Take-off was followed live in Israel, with Prime Minister Benjamin Netanyahu watching alongside engineers from the Israeli Aerospace Industries control centre.
The Israeli craft was placed in Earth’s orbit, from where it will use its own engine to undertake a seven-week trip to reach the moon and touch down on April 11.
The rocket also contains an Indonesian satellite and a satellite of the US Air Force Research Laboratory.
The unmanned mission is part of renewed global interest in the moon and comes just months before the 50th anniversary in July of American astronauts first walking on the lunar surface.
“This is history in the making — and it’s live! Israel is aiming for the #moon and you’re all invited to watch,” said a Twitter message from SpaceIL, the non-profit organisation that designed the Israeli craft. It was backed by businessman and philanthropist Morris Kahn, who financed the development of the craft. “Make us proud,” he said yesterday.
Entrepreneurs financed the mission, which was initially projected at $US10 million but grew to $US100m ($141m). Other partners are IAI and the Ministry of Science and Technology.
So far, only Russia, the US and China have made the 384,000km journey and landed spacecraft on the moon. China’s Chang’e-4 made the first-ever soft landing on the far side of the moon on January 3, after a probe sent by Beijing made a lunar landing elsewhere in 2013. Americans are the only ones to have walked on the surface, but have not been there since 1972.
For Israel, the landing itself is the main mission, but the spacecraft also carries a scientific instrument to measure the lunar magnetic field, which will help understanding of the moon’s formation.
Technically, it is far from a trivial mission. After its initial boost from the Falcon 9, the Beresheet’s British engine will have to make several ignitions to place the spacecraft on the correct trajectory to the moon.

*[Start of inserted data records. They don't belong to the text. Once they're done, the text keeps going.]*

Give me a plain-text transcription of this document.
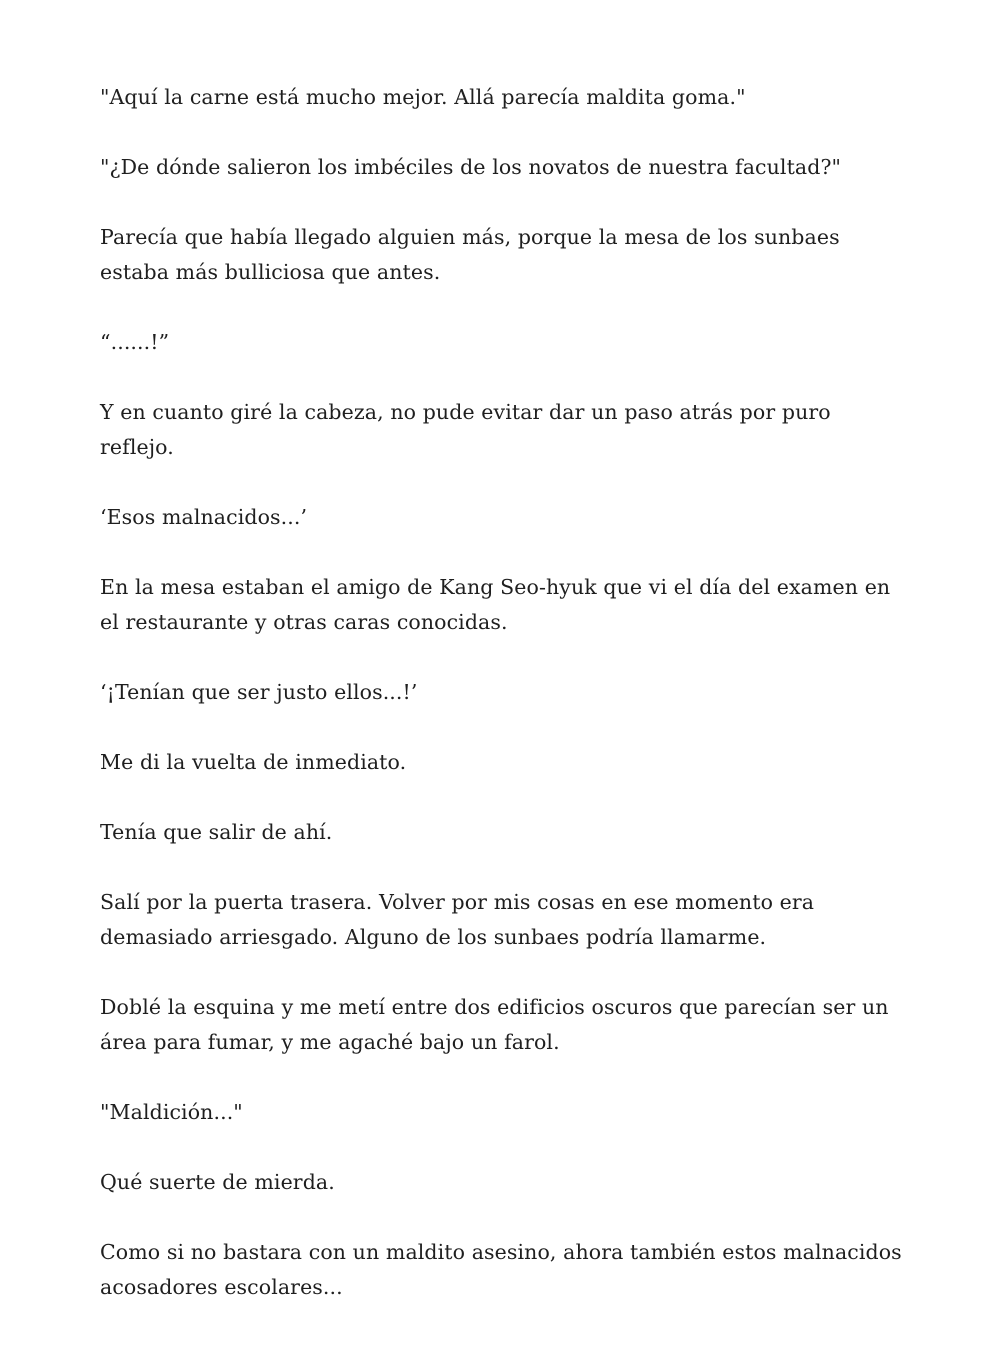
"Aquí la carne está mucho mejor. Allá parecía maldita goma."

"¿De dónde salieron los imbéciles de los novatos de nuestra facultad?"

Parecía que había llegado alguien más, porque la mesa de los sunbaes estaba más bulliciosa que antes.

“......!”

Y en cuanto giré la cabeza, no pude evitar dar un paso atrás por puro reflejo.

‘Esos malnacidos...’

En la mesa estaban el amigo de Kang Seo-hyuk que vi el día del examen en el restaurante y otras caras conocidas.

‘¡Tenían que ser justo ellos...!’

Me di la vuelta de inmediato.

Tenía que salir de ahí.

Salí por la puerta trasera. Volver por mis cosas en ese momento era demasiado arriesgado. Alguno de los sunbaes podría llamarme.

Doblé la esquina y me metí entre dos edificios oscuros que parecían ser un área para fumar, y me agaché bajo un farol.

"Maldición..."

Qué suerte de mierda.

Como si no bastara con un maldito asesino, ahora también estos malnacidos acosadores escolares...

When it arrives, its landing gear must cushion the descent on to the surface to prevent Beresheet crashing.
Beresheet carries a “time capsule” loaded with digital files containing children’s drawings, Israeli songs, memories of a Holocaust survivor and the blue-and-white Israeli flag.
Its $US100m cost makes it “the lowest-budget spacecraft to ever undertake such a mission’’, IAI said. “The superpowers who managed to land a spacecraft on the moon have spent hundreds of millions of dollars in government funding. Beresheet is the first spacecraft to land on the moon as a result of a private initiative.”
After China earlier this year, and now Israel, India hopes to become the fifth lunar country in the northern spring with its Chandrayaan-2 mission. It aims to put a craft with a rover on to the moon’s surface to collect data.
Japan plans to send a small lunar lander, called SLIM, to study a volcanic area either next year or in 2021.